So we have the following problem where we have 3 doors, 1 has a car behind it and 2 don't:
i) We first choose door 1
ii) Monty opens one of the other doors which he knows for certain doesn't have a car behind it
iii) We wither keep door 1 or choose the remaining unopened door
So in my mind the sample space is $\Omega=\{\{1,2,1\},\{1,2,3\},\{1,3,1\},\{1,3,2\}\}$ (1st element is our pick, 2nd is Monty's pick, 3rd is our final pick). Is this correct?
And so $\mathcal{F}=\mathcal{P}(\Omega)$.
I'm now unsure exactly how we would define $\mathbb{P}$? Of course, the probability a car is behind a given door is 1/3, and if door 1 does have the car behind it then Monty can pick either door 2 or 3 with probability 1/2 each. Or if door 1 doesn't have a car behind it then Monty picks either door 2 or 3 with certainty. Is there a neater way in which to define this probability measure?
Now my final issue is how we would define:
(a) The event that door 2 has a no car behind it (call A)
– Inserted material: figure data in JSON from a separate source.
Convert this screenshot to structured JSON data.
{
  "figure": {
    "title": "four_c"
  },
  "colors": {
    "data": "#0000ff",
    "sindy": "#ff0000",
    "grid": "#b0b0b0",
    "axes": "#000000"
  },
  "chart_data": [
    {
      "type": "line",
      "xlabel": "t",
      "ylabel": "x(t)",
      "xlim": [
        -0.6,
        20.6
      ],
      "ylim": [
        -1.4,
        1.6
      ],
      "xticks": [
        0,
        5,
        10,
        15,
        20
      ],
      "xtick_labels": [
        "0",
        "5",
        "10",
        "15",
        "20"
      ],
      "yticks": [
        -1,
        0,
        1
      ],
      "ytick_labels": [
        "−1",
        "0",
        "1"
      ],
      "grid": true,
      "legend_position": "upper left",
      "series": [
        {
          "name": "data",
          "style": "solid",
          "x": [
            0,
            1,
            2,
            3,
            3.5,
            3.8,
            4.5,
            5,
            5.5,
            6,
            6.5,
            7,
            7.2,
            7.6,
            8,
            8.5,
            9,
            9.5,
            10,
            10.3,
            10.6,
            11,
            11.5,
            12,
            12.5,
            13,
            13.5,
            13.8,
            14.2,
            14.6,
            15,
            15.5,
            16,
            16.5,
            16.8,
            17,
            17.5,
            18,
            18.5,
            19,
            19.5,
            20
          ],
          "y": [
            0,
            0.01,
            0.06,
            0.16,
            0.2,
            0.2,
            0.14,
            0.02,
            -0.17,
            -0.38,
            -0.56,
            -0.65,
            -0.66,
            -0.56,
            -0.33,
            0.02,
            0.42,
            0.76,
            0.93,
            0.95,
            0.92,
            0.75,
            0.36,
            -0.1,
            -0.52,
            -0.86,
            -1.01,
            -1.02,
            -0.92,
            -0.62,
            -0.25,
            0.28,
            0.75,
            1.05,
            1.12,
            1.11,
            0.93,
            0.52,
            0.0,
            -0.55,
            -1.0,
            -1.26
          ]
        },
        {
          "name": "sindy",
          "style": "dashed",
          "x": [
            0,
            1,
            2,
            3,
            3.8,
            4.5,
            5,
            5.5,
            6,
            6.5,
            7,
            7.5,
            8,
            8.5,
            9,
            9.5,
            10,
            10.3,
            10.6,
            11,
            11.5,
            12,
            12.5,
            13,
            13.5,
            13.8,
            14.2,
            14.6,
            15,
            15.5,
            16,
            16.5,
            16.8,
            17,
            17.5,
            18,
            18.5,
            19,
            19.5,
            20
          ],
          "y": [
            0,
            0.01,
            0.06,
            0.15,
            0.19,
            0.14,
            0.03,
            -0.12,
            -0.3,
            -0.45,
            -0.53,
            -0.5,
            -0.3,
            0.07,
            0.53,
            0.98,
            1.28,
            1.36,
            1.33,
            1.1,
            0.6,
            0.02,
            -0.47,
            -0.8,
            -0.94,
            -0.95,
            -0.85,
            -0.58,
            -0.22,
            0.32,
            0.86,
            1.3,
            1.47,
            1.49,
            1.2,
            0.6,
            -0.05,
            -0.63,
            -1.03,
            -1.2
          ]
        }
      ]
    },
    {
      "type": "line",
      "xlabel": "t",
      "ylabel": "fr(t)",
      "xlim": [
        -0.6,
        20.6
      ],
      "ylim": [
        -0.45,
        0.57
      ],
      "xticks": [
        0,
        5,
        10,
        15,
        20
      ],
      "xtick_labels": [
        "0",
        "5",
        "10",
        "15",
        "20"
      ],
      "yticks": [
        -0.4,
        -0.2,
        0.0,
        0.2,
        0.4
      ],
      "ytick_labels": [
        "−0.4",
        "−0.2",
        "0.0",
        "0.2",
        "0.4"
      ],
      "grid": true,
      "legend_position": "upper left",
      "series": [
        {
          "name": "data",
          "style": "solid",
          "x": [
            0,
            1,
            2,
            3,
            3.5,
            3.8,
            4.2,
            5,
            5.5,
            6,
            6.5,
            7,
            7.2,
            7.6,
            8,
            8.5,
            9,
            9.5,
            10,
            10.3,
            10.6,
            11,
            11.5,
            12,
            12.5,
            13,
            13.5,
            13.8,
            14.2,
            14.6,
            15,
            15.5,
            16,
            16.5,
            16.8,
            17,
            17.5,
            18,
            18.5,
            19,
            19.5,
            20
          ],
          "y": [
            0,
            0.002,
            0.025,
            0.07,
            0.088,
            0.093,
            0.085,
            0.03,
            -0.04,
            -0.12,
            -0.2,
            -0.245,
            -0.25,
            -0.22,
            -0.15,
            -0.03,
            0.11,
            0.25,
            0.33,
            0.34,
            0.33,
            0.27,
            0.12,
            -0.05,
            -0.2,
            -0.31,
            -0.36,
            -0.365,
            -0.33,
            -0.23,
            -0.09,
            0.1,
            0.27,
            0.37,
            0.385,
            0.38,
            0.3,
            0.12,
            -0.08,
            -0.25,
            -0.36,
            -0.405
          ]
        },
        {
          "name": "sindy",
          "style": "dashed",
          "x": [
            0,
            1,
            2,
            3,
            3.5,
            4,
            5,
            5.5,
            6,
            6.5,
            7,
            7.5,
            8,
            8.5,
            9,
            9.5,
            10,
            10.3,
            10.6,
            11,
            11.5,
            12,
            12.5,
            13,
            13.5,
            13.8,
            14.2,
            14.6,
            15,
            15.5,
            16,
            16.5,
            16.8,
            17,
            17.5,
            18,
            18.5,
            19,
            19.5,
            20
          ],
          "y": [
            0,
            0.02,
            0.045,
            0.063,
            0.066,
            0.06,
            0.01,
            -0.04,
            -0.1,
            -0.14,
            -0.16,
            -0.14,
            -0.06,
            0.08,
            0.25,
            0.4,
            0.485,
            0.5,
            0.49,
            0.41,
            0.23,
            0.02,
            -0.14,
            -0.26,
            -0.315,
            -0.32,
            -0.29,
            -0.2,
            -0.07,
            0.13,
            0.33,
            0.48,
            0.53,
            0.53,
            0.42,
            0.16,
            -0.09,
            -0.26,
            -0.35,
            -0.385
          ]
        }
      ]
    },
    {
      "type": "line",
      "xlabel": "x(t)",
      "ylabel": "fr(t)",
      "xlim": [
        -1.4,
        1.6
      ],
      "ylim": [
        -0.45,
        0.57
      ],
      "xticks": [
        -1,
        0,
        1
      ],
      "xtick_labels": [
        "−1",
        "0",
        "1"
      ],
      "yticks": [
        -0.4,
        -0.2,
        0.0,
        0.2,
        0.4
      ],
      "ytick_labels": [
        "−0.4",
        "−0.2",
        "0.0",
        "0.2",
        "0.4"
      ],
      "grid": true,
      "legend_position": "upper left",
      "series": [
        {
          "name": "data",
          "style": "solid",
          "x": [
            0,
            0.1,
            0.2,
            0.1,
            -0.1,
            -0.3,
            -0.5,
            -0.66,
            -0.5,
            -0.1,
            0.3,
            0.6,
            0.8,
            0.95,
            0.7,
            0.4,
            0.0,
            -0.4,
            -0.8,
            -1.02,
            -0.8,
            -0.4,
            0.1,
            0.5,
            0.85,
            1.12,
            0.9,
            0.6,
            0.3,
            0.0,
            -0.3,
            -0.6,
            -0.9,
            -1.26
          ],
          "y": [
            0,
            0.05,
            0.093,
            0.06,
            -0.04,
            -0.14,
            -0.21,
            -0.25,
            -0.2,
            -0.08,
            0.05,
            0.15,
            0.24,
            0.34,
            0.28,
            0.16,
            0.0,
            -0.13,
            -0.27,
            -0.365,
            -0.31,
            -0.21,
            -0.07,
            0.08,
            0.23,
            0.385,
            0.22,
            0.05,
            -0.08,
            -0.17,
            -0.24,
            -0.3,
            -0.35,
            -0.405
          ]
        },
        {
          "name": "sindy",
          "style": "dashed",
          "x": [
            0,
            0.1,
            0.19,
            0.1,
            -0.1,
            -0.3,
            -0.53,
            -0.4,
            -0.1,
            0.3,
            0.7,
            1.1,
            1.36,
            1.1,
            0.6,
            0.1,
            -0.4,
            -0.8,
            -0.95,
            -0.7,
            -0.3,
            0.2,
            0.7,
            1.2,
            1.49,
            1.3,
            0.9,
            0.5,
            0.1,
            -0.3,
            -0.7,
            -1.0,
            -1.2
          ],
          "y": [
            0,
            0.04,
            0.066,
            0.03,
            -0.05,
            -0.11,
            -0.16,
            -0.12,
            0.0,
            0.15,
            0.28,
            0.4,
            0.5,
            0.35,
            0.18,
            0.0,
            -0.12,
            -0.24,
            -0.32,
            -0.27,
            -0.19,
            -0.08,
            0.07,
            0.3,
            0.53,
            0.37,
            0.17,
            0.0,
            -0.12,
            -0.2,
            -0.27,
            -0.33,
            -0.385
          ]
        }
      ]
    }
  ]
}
(b) The $\sigma$-algebra generated by A, $\sigma(A)$
For (a) we know that the outcomes $\{1,2,1\},\{1,2,3\}$ both indicate that door 2 has no car behind it. So is event A just the event we pick either one of these outcomes? (however door 1 or 3 may still not have a car behind it, so am I missing outcomes here? If so, this may help me determine $\sigma(A)$?)
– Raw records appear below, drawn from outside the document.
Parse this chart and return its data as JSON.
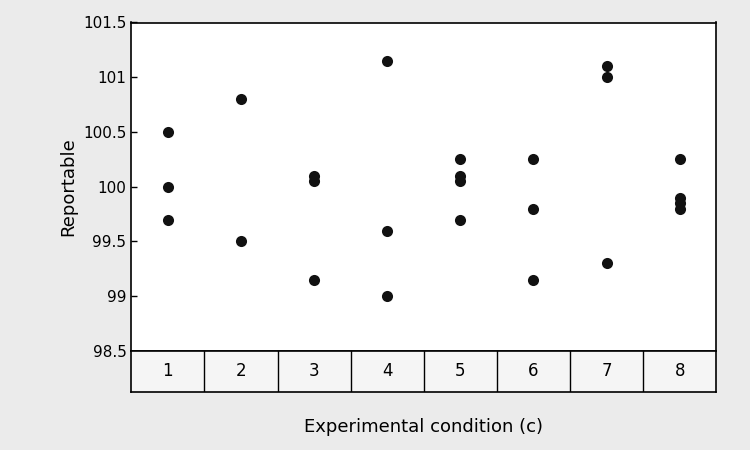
{
  "xlabel": "Experimental condition (c)",
  "ylabel": "Reportable",
  "ylim": [
    98.5,
    101.5
  ],
  "ytick_values": [
    98.5,
    99.0,
    99.5,
    100.0,
    100.5,
    101.0,
    101.5
  ],
  "ytick_labels": [
    "98.5",
    "99",
    "99.5",
    "100",
    "100.5",
    "101",
    "101.5"
  ],
  "xticks": [
    1,
    2,
    3,
    4,
    5,
    6,
    7,
    8
  ],
  "xlim": [
    0.5,
    8.5
  ],
  "background_color": "#ebebeb",
  "plot_bg_color": "#ffffff",
  "table_row_color": "#f5f5f5",
  "marker_color": "#111111",
  "marker_size": 8,
  "data": {
    "1": [
      99.7,
      100.0,
      100.5
    ],
    "2": [
      99.5,
      100.8
    ],
    "3": [
      99.15,
      100.05,
      100.1
    ],
    "4": [
      99.0,
      99.6,
      101.15
    ],
    "5": [
      99.7,
      100.05,
      100.1,
      100.25
    ],
    "6": [
      99.15,
      99.8,
      100.25
    ],
    "7": [
      99.3,
      101.0,
      101.1
    ],
    "8": [
      99.8,
      99.85,
      99.9,
      100.25
    ]
  }
}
Really interesting question! Tricky and fiddly stuff indeed! Hopefully I can help!
How about alternatively we define our sample space, $\Omega := \{D_{1,2}, D_{1,3}, D_{2,3} , D_{3,2} \} $ Where each $D_{i,j} $ is the event that the car is behind Door i and monty opens j. Notice we are always guessing door 1. You should not include the third argument, our choice of final selection, as this is non random.
One could define $P(D_{i,j})$ = \begin{array}{ll} \frac{1}{6} & i =1 \\ \frac{1}{3} & i \not = 1\ \end{array}
Onto your second part: The event A that there is no car behind door 2. We have 2 ways to write this. Firstly: A = $\Omega \setminus D_{2,3} $ = $\Omega \cap D_{2,3}^c$.
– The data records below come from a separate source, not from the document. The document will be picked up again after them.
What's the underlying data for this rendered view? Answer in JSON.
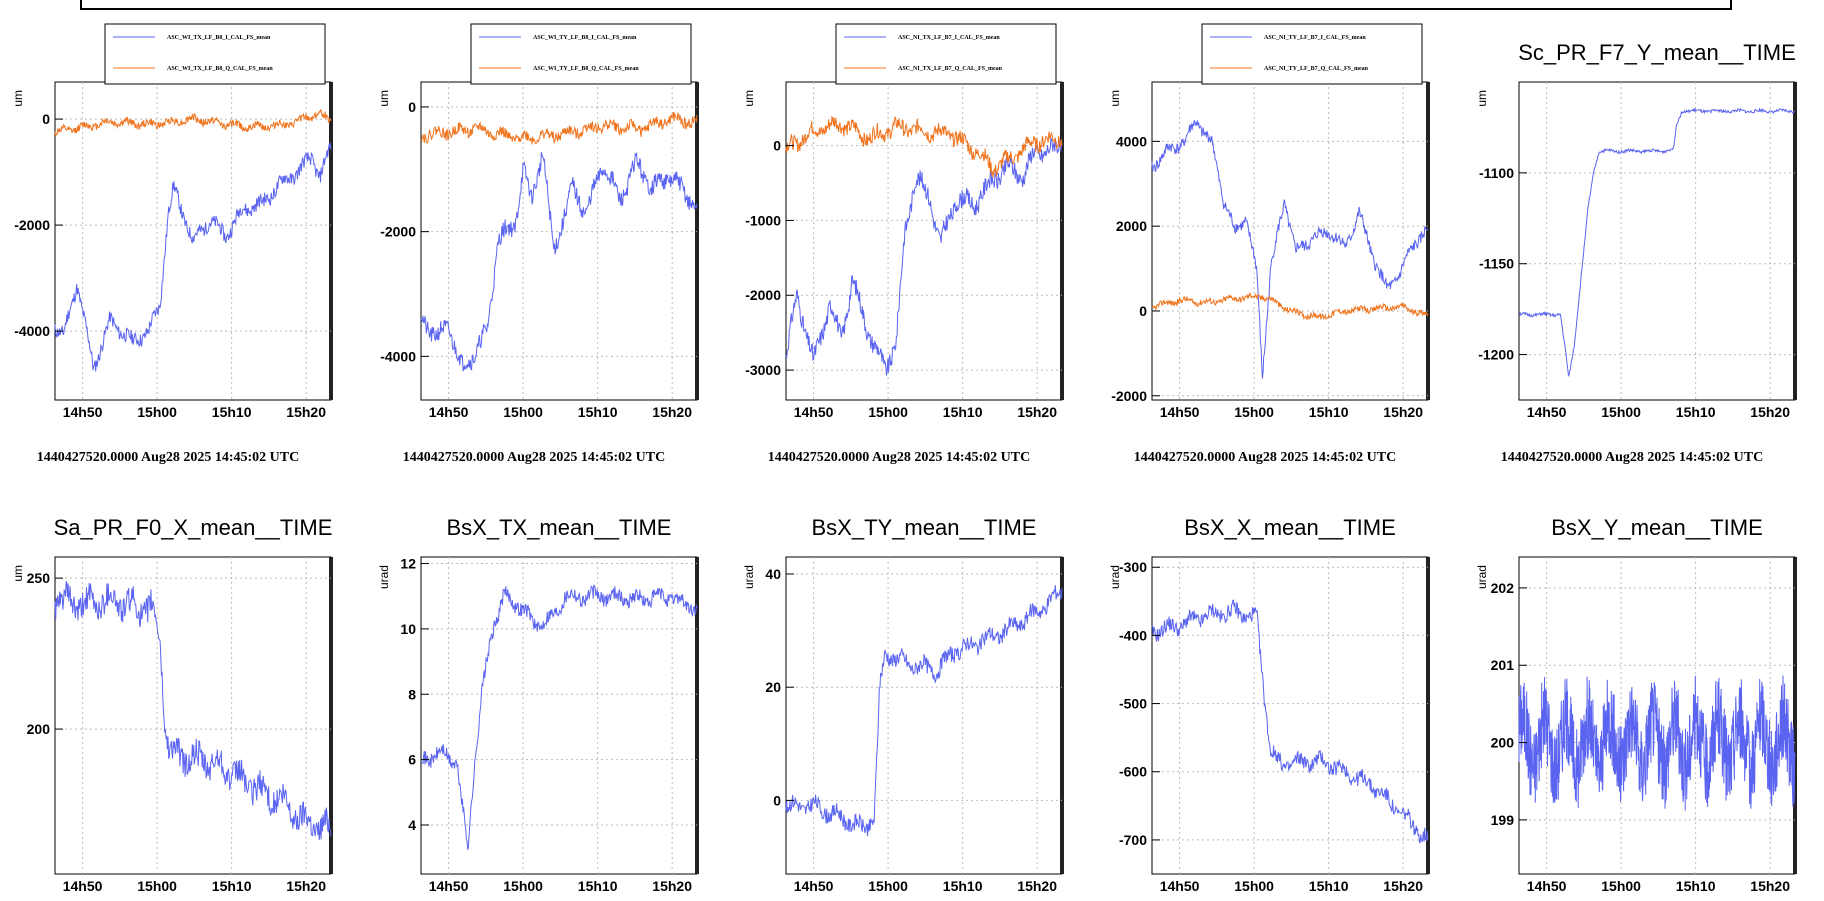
{
  "colors": {
    "blue": "#5a64f0",
    "orange": "#f0741e",
    "grid": "#bbbbbb"
  },
  "x_ticks": [
    "14h50",
    "15h00",
    "15h10",
    "15h20"
  ],
  "chart_data": [
    {
      "type": "line",
      "ylabel": "um",
      "yticks": [
        -4000,
        -2000,
        0
      ],
      "ylim": [
        -5300,
        700
      ],
      "legend": [
        "ASC_WI_TX_LF_B8_I_CAL_FS_mean",
        "ASC_WI_TX_LF_B8_Q_CAL_FS_mean"
      ],
      "stamp": "1440427520.0000 Aug28 2025 14:45:02 UTC",
      "series": [
        {
          "name": "ASC_WI_TX_LF_B8_I_CAL_FS_mean",
          "color": "blue",
          "noise": 130,
          "seed": 11,
          "points": [
            [
              0,
              -3900
            ],
            [
              0.03,
              -4100
            ],
            [
              0.08,
              -3100
            ],
            [
              0.14,
              -4700
            ],
            [
              0.2,
              -3800
            ],
            [
              0.28,
              -4200
            ],
            [
              0.34,
              -4000
            ],
            [
              0.38,
              -3500
            ],
            [
              0.41,
              -1800
            ],
            [
              0.43,
              -1300
            ],
            [
              0.5,
              -2300
            ],
            [
              0.56,
              -1900
            ],
            [
              0.62,
              -2200
            ],
            [
              0.68,
              -1700
            ],
            [
              0.75,
              -1600
            ],
            [
              0.82,
              -1200
            ],
            [
              0.88,
              -1000
            ],
            [
              0.93,
              -700
            ],
            [
              0.96,
              -1100
            ],
            [
              1,
              -500
            ]
          ]
        },
        {
          "name": "ASC_WI_TX_LF_B8_Q_CAL_FS_mean",
          "color": "orange",
          "noise": 70,
          "seed": 12,
          "points": [
            [
              0,
              -250
            ],
            [
              0.2,
              -50
            ],
            [
              0.35,
              -100
            ],
            [
              0.5,
              0
            ],
            [
              0.7,
              -150
            ],
            [
              0.85,
              -100
            ],
            [
              0.95,
              100
            ],
            [
              1,
              0
            ]
          ]
        }
      ]
    },
    {
      "type": "line",
      "ylabel": "um",
      "yticks": [
        -4000,
        -2000,
        0
      ],
      "ylim": [
        -4700,
        400
      ],
      "legend": [
        "ASC_WI_TY_LF_B8_I_CAL_FS_mean",
        "ASC_WI_TY_LF_B8_Q_CAL_FS_mean"
      ],
      "stamp": "1440427520.0000 Aug28 2025 14:45:02 UTC",
      "series": [
        {
          "name": "ASC_WI_TY_LF_B8_I_CAL_FS_mean",
          "color": "blue",
          "noise": 140,
          "seed": 21,
          "points": [
            [
              0,
              -3400
            ],
            [
              0.06,
              -3700
            ],
            [
              0.1,
              -3500
            ],
            [
              0.15,
              -4200
            ],
            [
              0.2,
              -3900
            ],
            [
              0.24,
              -3600
            ],
            [
              0.28,
              -2100
            ],
            [
              0.34,
              -1900
            ],
            [
              0.37,
              -1000
            ],
            [
              0.4,
              -1500
            ],
            [
              0.44,
              -700
            ],
            [
              0.48,
              -2300
            ],
            [
              0.55,
              -1300
            ],
            [
              0.6,
              -1700
            ],
            [
              0.66,
              -900
            ],
            [
              0.72,
              -1500
            ],
            [
              0.78,
              -900
            ],
            [
              0.84,
              -1300
            ],
            [
              0.9,
              -1100
            ],
            [
              0.96,
              -1400
            ],
            [
              1,
              -1600
            ]
          ]
        },
        {
          "name": "ASC_WI_TY_LF_B8_Q_CAL_FS_mean",
          "color": "orange",
          "noise": 90,
          "seed": 22,
          "points": [
            [
              0,
              -450
            ],
            [
              0.1,
              -400
            ],
            [
              0.2,
              -350
            ],
            [
              0.35,
              -500
            ],
            [
              0.5,
              -450
            ],
            [
              0.65,
              -300
            ],
            [
              0.8,
              -350
            ],
            [
              0.9,
              -200
            ],
            [
              1,
              -250
            ]
          ]
        }
      ]
    },
    {
      "type": "line",
      "ylabel": "um",
      "yticks": [
        -3000,
        -2000,
        -1000,
        0
      ],
      "ylim": [
        -3400,
        850
      ],
      "legend": [
        "ASC_NI_TX_LF_B7_I_CAL_FS_mean",
        "ASC_NI_TX_LF_B7_Q_CAL_FS_mean"
      ],
      "stamp": "1440427520.0000 Aug28 2025 14:45:02 UTC",
      "series": [
        {
          "name": "ASC_NI_TX_LF_B7_I_CAL_FS_mean",
          "color": "blue",
          "noise": 120,
          "seed": 31,
          "points": [
            [
              0,
              -2800
            ],
            [
              0.04,
              -2000
            ],
            [
              0.1,
              -2900
            ],
            [
              0.16,
              -2100
            ],
            [
              0.2,
              -2600
            ],
            [
              0.24,
              -1800
            ],
            [
              0.3,
              -2500
            ],
            [
              0.36,
              -3000
            ],
            [
              0.4,
              -2600
            ],
            [
              0.43,
              -1200
            ],
            [
              0.47,
              -400
            ],
            [
              0.52,
              -700
            ],
            [
              0.56,
              -1300
            ],
            [
              0.62,
              -700
            ],
            [
              0.68,
              -800
            ],
            [
              0.74,
              -500
            ],
            [
              0.8,
              -300
            ],
            [
              0.86,
              -400
            ],
            [
              0.9,
              -100
            ],
            [
              0.96,
              -50
            ],
            [
              1,
              0
            ]
          ]
        },
        {
          "name": "ASC_NI_TX_LF_B7_Q_CAL_FS_mean",
          "color": "orange",
          "noise": 100,
          "seed": 32,
          "points": [
            [
              0,
              -50
            ],
            [
              0.1,
              200
            ],
            [
              0.2,
              300
            ],
            [
              0.3,
              100
            ],
            [
              0.4,
              250
            ],
            [
              0.5,
              200
            ],
            [
              0.6,
              150
            ],
            [
              0.7,
              -100
            ],
            [
              0.75,
              -300
            ],
            [
              0.8,
              -200
            ],
            [
              0.9,
              50
            ],
            [
              1,
              100
            ]
          ]
        }
      ]
    },
    {
      "type": "line",
      "ylabel": "um",
      "yticks": [
        -2000,
        0,
        2000,
        4000
      ],
      "ylim": [
        -2100,
        5400
      ],
      "legend": [
        "ASC_NI_TY_LF_B7_I_CAL_FS_mean",
        "ASC_NI_TY_LF_B7_Q_CAL_FS_mean"
      ],
      "stamp": "1440427520.0000 Aug28 2025 14:45:02 UTC",
      "series": [
        {
          "name": "ASC_NI_TY_LF_B7_I_CAL_FS_mean",
          "color": "blue",
          "noise": 140,
          "seed": 41,
          "points": [
            [
              0,
              3400
            ],
            [
              0.06,
              3800
            ],
            [
              0.12,
              4000
            ],
            [
              0.16,
              4500
            ],
            [
              0.22,
              3900
            ],
            [
              0.26,
              2600
            ],
            [
              0.3,
              1900
            ],
            [
              0.34,
              2200
            ],
            [
              0.38,
              900
            ],
            [
              0.4,
              -1500
            ],
            [
              0.43,
              1000
            ],
            [
              0.48,
              2600
            ],
            [
              0.52,
              1400
            ],
            [
              0.58,
              1700
            ],
            [
              0.64,
              1900
            ],
            [
              0.7,
              1500
            ],
            [
              0.75,
              2300
            ],
            [
              0.8,
              1300
            ],
            [
              0.85,
              500
            ],
            [
              0.9,
              900
            ],
            [
              0.95,
              1600
            ],
            [
              1,
              1900
            ]
          ]
        },
        {
          "name": "ASC_NI_TY_LF_B7_Q_CAL_FS_mean",
          "color": "orange",
          "noise": 70,
          "seed": 42,
          "points": [
            [
              0,
              100
            ],
            [
              0.1,
              250
            ],
            [
              0.2,
              200
            ],
            [
              0.3,
              300
            ],
            [
              0.4,
              350
            ],
            [
              0.45,
              200
            ],
            [
              0.5,
              0
            ],
            [
              0.6,
              -150
            ],
            [
              0.7,
              0
            ],
            [
              0.8,
              50
            ],
            [
              0.9,
              100
            ],
            [
              1,
              -100
            ]
          ]
        }
      ]
    },
    {
      "type": "line",
      "title": "Sc_PR_F7_Y_mean__TIME",
      "ylabel": "um",
      "yticks": [
        -1200,
        -1150,
        -1100
      ],
      "ylim": [
        -1225,
        -1050
      ],
      "stamp": "1440427520.0000 Aug28 2025 14:45:02 UTC",
      "series": [
        {
          "color": "blue",
          "noise": 0.8,
          "seed": 51,
          "points": [
            [
              0,
              -1178
            ],
            [
              0.15,
              -1178
            ],
            [
              0.17,
              -1200
            ],
            [
              0.18,
              -1213
            ],
            [
              0.2,
              -1195
            ],
            [
              0.23,
              -1150
            ],
            [
              0.25,
              -1120
            ],
            [
              0.27,
              -1100
            ],
            [
              0.29,
              -1088
            ],
            [
              0.52,
              -1088
            ],
            [
              0.56,
              -1087
            ],
            [
              0.57,
              -1074
            ],
            [
              0.59,
              -1066
            ],
            [
              1,
              -1066
            ]
          ]
        }
      ]
    },
    {
      "type": "line",
      "title": "Sa_PR_F0_X_mean__TIME",
      "ylabel": "um",
      "yticks": [
        200,
        250
      ],
      "ylim": [
        152,
        257
      ],
      "series": [
        {
          "color": "blue",
          "noise": 4.5,
          "seed": 61,
          "points": [
            [
              0,
              243
            ],
            [
              0.1,
              241
            ],
            [
              0.2,
              243
            ],
            [
              0.3,
              240
            ],
            [
              0.35,
              240
            ],
            [
              0.38,
              230
            ],
            [
              0.4,
              200
            ],
            [
              0.42,
              192
            ],
            [
              0.5,
              190
            ],
            [
              0.6,
              188
            ],
            [
              0.7,
              182
            ],
            [
              0.8,
              177
            ],
            [
              0.9,
              170
            ],
            [
              1,
              167
            ]
          ]
        }
      ]
    },
    {
      "type": "line",
      "title": "BsX_TX_mean__TIME",
      "ylabel": "urad",
      "yticks": [
        4,
        6,
        8,
        10,
        12
      ],
      "ylim": [
        2.5,
        12.2
      ],
      "series": [
        {
          "color": "blue",
          "noise": 0.22,
          "seed": 71,
          "points": [
            [
              0,
              6
            ],
            [
              0.08,
              6.2
            ],
            [
              0.13,
              5.9
            ],
            [
              0.15,
              4.5
            ],
            [
              0.17,
              3.3
            ],
            [
              0.19,
              5.5
            ],
            [
              0.22,
              8
            ],
            [
              0.26,
              10
            ],
            [
              0.3,
              11
            ],
            [
              0.36,
              10.7
            ],
            [
              0.42,
              10.1
            ],
            [
              0.48,
              10.4
            ],
            [
              0.52,
              11
            ],
            [
              0.6,
              11
            ],
            [
              0.7,
              11
            ],
            [
              0.8,
              10.9
            ],
            [
              0.9,
              11
            ],
            [
              1,
              10.6
            ]
          ]
        }
      ]
    },
    {
      "type": "line",
      "title": "BsX_TY_mean__TIME",
      "ylabel": "urad",
      "yticks": [
        0,
        20,
        40
      ],
      "ylim": [
        -13,
        43
      ],
      "series": [
        {
          "color": "blue",
          "noise": 1.4,
          "seed": 81,
          "points": [
            [
              0,
              -1
            ],
            [
              0.1,
              -1
            ],
            [
              0.2,
              -3
            ],
            [
              0.28,
              -5
            ],
            [
              0.32,
              -3
            ],
            [
              0.34,
              20
            ],
            [
              0.36,
              26
            ],
            [
              0.45,
              24
            ],
            [
              0.55,
              23
            ],
            [
              0.6,
              26
            ],
            [
              0.7,
              28
            ],
            [
              0.8,
              30
            ],
            [
              0.9,
              33
            ],
            [
              1,
              37
            ]
          ]
        }
      ]
    },
    {
      "type": "line",
      "title": "BsX_X_mean__TIME",
      "ylabel": "urad",
      "yticks": [
        -700,
        -600,
        -500,
        -400,
        -300
      ],
      "ylim": [
        -750,
        -285
      ],
      "series": [
        {
          "color": "blue",
          "noise": 11,
          "seed": 91,
          "points": [
            [
              0,
              -395
            ],
            [
              0.1,
              -385
            ],
            [
              0.2,
              -370
            ],
            [
              0.3,
              -365
            ],
            [
              0.38,
              -375
            ],
            [
              0.4,
              -460
            ],
            [
              0.43,
              -570
            ],
            [
              0.47,
              -590
            ],
            [
              0.55,
              -585
            ],
            [
              0.62,
              -585
            ],
            [
              0.7,
              -600
            ],
            [
              0.8,
              -620
            ],
            [
              0.9,
              -660
            ],
            [
              1,
              -700
            ]
          ]
        }
      ]
    },
    {
      "type": "line",
      "title": "BsX_Y_mean__TIME",
      "ylabel": "urad",
      "yticks": [
        199,
        200,
        201,
        202
      ],
      "ylim": [
        198.3,
        202.4
      ],
      "series": [
        {
          "color": "blue",
          "noise": 0.55,
          "seed": 101,
          "samples": 900,
          "points": [
            [
              0,
              200
            ],
            [
              1,
              200
            ]
          ]
        }
      ]
    }
  ]
}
Alternatively: A = $D_{1,2} \cup D_{1,3} \cup D_{3,2} $
Now onto the sigma algebra $\sigma(A)$
Firstly: $\Omega , \emptyset \in \sigma(A) $ By definition of a sigma algebra. A is in our sigma algebra obviously, so we have $\Omega, \emptyset $ and A = $D_{1,2} \cup D_{1,3} \cup D_{3,2} $ are in $\sigma(A)$. Now we can take any interesection, compliment or union to find more sets in our sigma algebra. Infact the only one left is A$^c$. So $\sigma(A) = \{\emptyset , \Omega , A , A^c \}$
Hope this helped!